When it’s time to get going, be sure to prepare with appropriate clothing, like lighter colors, breathable fabrics, etc. Also, don’t forget to protect yourself from the sun with a hat, sunglasses, and sunscreen. Bonus: avoid running mid-day when the sun is at it’s highest point and temperatures are the hottest.
- During Your Run
Never skip your warm-up, even in the warm Summer months. It’s important to always get your muscles primed and prepped before any activity. When it’s especially hot out, be willing to adjust your expectations. Ditch your running watch and run according to effort. Your performance might look different during Summer and that’s okay. Always listen to your body and pay attention to any unusual sensations, like dizziness, headaches, or muscle weakness.
Hydration is key, so be sure to bring water and electrolytes with you. If you’re running a far distance, you might consider bringing a small snack, too. Bonus: consider asking a friend to run with you. After all, running is always more fun with a buddy- human or dog!
- After Your Run
Immediately after your run, allow yourself to cool down and let your heart rate recover. Once back home, take a cool shower or jump in the pool to help your body cool off. Grab an electrolyte drink (like NUUN or LMNT) or water to rehydrate properly. The amount of fluid you should consume post-run depends on your “sweat rate,” or how much fluid you lost.

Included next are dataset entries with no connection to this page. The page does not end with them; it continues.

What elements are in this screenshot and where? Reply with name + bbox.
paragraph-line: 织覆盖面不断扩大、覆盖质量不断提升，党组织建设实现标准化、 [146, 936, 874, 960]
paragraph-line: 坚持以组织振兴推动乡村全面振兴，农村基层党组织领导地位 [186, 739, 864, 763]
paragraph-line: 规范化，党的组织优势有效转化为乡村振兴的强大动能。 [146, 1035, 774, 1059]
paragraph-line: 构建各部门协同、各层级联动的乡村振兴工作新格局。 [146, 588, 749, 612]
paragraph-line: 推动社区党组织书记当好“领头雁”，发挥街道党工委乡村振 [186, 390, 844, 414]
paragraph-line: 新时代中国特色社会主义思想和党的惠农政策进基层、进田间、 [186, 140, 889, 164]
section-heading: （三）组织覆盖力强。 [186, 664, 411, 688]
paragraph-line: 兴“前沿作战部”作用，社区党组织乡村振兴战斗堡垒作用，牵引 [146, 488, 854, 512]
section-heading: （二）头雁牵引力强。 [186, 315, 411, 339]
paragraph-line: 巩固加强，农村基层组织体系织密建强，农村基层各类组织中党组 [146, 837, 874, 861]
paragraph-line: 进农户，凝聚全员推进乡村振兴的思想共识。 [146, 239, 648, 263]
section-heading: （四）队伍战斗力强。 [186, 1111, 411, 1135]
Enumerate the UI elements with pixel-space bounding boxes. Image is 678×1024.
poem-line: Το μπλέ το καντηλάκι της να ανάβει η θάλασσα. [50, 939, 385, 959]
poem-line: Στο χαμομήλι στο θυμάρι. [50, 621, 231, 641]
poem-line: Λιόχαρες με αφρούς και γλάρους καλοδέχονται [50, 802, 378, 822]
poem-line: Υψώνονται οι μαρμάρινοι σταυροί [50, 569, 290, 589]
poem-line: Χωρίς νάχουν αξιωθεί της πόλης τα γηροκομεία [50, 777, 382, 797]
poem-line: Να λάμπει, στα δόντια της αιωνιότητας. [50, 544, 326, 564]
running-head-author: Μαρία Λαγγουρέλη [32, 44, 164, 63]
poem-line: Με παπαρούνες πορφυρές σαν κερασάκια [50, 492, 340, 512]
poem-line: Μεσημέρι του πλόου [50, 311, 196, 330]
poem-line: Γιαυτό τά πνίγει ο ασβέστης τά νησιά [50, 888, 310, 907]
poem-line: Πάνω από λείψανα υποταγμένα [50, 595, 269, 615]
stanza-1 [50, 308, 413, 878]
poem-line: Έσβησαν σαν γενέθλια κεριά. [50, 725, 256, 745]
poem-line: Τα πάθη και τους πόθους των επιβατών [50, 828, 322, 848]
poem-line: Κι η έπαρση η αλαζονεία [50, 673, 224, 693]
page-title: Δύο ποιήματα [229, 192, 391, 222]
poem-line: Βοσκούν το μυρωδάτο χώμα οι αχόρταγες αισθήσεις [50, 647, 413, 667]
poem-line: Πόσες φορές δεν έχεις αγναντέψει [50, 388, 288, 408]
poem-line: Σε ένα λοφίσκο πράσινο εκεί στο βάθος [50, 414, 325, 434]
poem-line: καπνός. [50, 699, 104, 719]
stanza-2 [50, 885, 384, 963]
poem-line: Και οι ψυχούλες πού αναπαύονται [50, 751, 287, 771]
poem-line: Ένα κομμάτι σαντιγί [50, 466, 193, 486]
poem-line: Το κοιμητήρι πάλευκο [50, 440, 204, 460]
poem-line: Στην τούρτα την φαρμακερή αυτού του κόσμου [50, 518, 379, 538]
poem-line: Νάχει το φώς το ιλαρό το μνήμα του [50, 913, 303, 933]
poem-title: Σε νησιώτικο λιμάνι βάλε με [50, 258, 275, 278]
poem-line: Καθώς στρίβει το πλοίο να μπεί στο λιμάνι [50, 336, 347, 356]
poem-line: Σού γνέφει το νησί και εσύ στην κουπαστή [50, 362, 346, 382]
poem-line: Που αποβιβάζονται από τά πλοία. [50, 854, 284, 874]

Determine your “sweat rate” by weighing yourself before and after an hour of exercise, while keeping track of how many fluid ounces you consumed during that hour. Every pound lost equates to 16 ounces of lost fluid. Rehydrate accordingly.
Within 30-60 minutes of your run, replenish your body with nutrients and calories. A nutrient-dense meal will encourage quick recovery. Also, note: running in heat will leave you feeling more exhausted than normal. Plan to rest as much as you need.
Depending on where you live and the weather climate, Summertime running can be exceptionally beautiful, enjoyable, and beneficial. But, it does offer a unique set of challenges, like heat and humidity. Use this guide to support your running efforts in a safe and effective way.